Smith was hired by NASCAR as a Senior Writer in 1999. (Note: occurs at 11:08)

Smith was hired by ESPN in 2006 to serve as their NASCAR reporter. In addition to coverage for SportsCenter, he also appeared on NASCAR Countdown and NASCAR Now.

In 2017, Smith hosted SportsCenter Presents: Marty Smith’s America, where he interviewed athletes such as Tim Tebow, Cristiano Ronaldo, and Cam Newton. In addition to appearances on SportsCenter and other ESPN shows, Smith hosts the Marty Smith's America podcast.

Smith co-hosts the Marty & McGee podcast alongside Ryan McGee. In 2015, the podcast was promoted to a regular weekend time slot on ESPN Radio and in 2018 a TV version of the show began on the SEC Network.

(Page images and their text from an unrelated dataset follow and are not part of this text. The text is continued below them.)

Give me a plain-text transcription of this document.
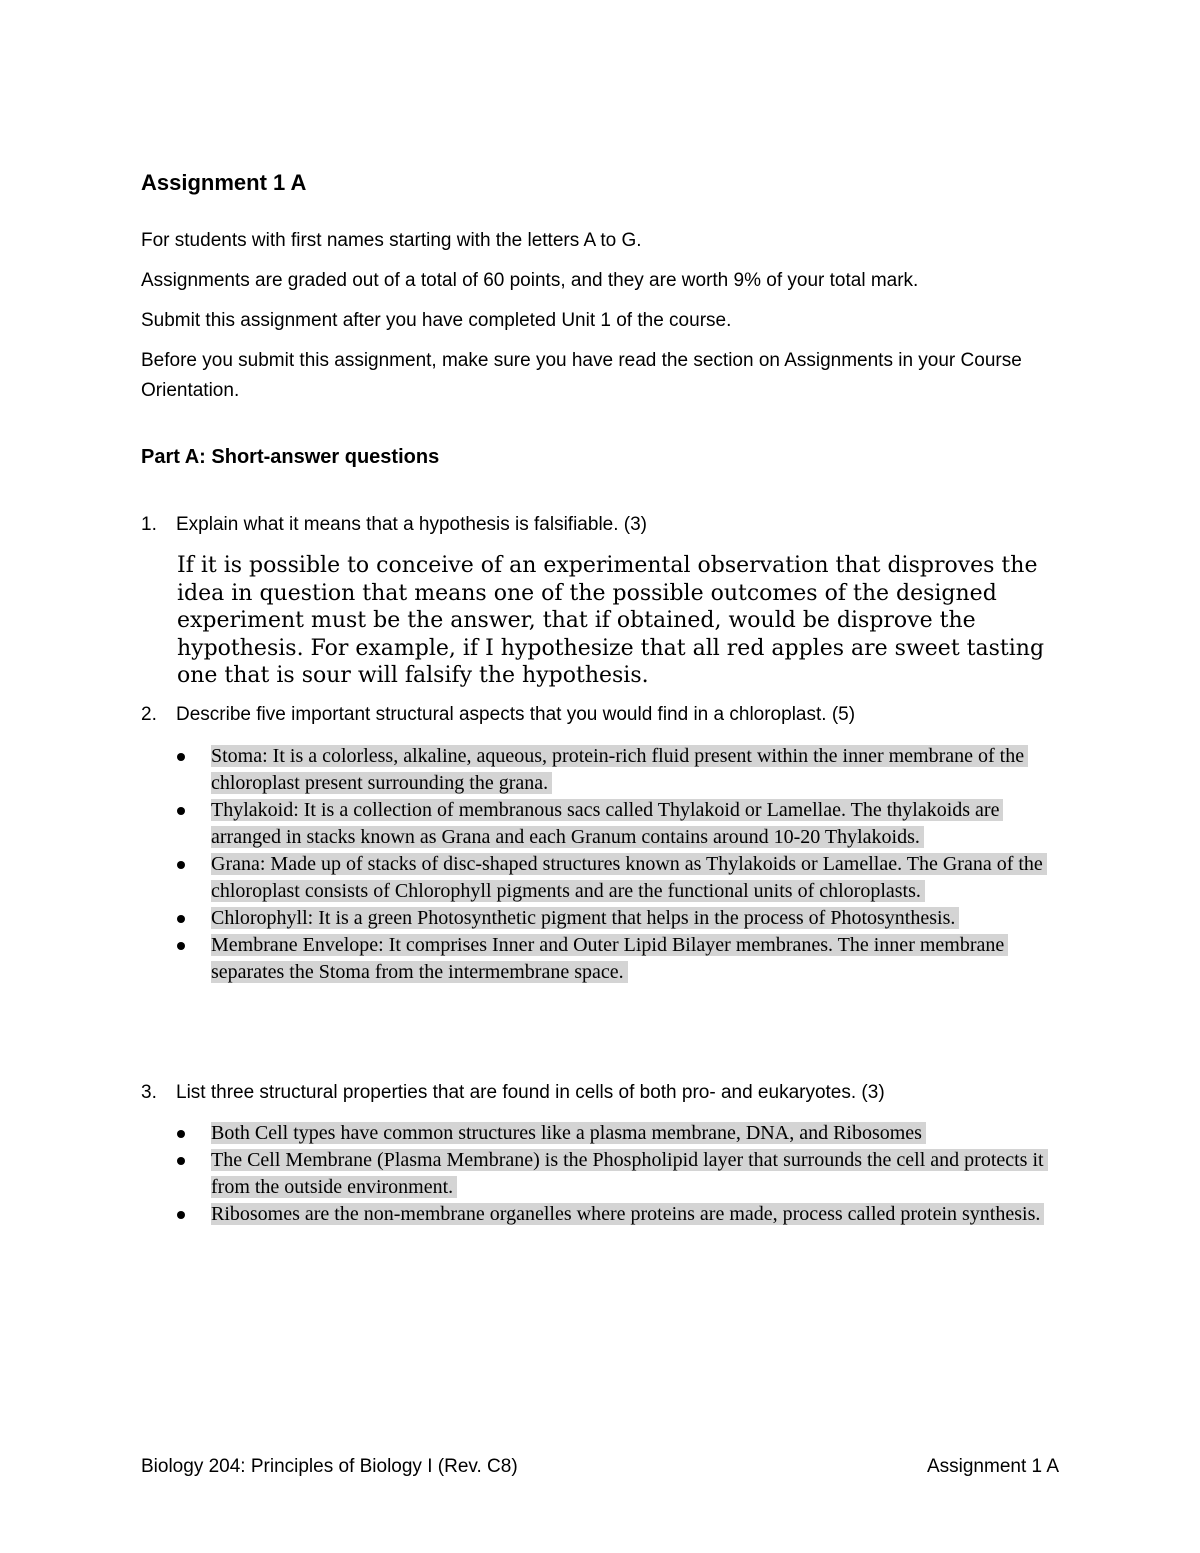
Assignment 1 A

For students with first names starting with the letters A to G.

Assignments are graded out of a total of 60 points, and they are worth 9% of your total mark.

Submit this assignment after you have completed Unit 1 of the course.

Before you submit this assignment, make sure you have read the section on Assignments in your Course Orientation.

Part A: Short-answer questions
1. Explain what it means that a hypothesis is falsifiable. (3)
If it is possible to conceive of an experimental observation that disproves the idea in question that means one of the possible outcomes of the designed experiment must be the answer, that if obtained, would be disprove the hypothesis. For example, if I hypothesize that all red apples are sweet tasting one that is sour will falsify the hypothesis.
2. Describe five important structural aspects that you would find in a chloroplast. (5)
Stoma: It is a colorless, alkaline, aqueous, protein-rich fluid present within the inner membrane of the chloroplast present surrounding the grana.
Thylakoid: It is a collection of membranous sacs called Thylakoid or Lamellae. The thylakoids are arranged in stacks known as Grana and each Granum contains around 10-20 Thylakoids.
Grana: Made up of stacks of disc-shaped structures known as Thylakoids or Lamellae. The Grana of the chloroplast consists of Chlorophyll pigments and are the functional units of chloroplasts.
Chlorophyll: It is a green Photosynthetic pigment that helps in the process of Photosynthesis.
Membrane Envelope: It comprises Inner and Outer Lipid Bilayer membranes. The inner membrane separates the Stoma from the intermembrane space.
3. List three structural properties that are found in cells of both pro- and eukaryotes. (3)
Both Cell types have common structures like a plasma membrane, DNA, and Ribosomes
The Cell Membrane (Plasma Membrane) is the Phospholipid layer that surrounds the cell and protects it from the outside environment.
Ribosomes are the non-membrane organelles where proteins are made, process called protein synthesis.
Biology 204: Principles of Biology I (Rev. C8)	Assignment 1 A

Smith covered Euro 2016 for ESPN including flying out to Iceland.

He was part of the team covering the 2025 Masters Tournament on behalf of ESPN, and will return for the 2026 tournament.

In 2026, Smith returned to covering NASCAR in a studio show on the TNT Sports portion of the Cup Series schedule.

== Personal life ==
Smith met his wife Lainie while attending Radford University. (Note: occurs at 7:23) His first child was born in 2005. (Note: occurs at 19:40) He and his wife have three children.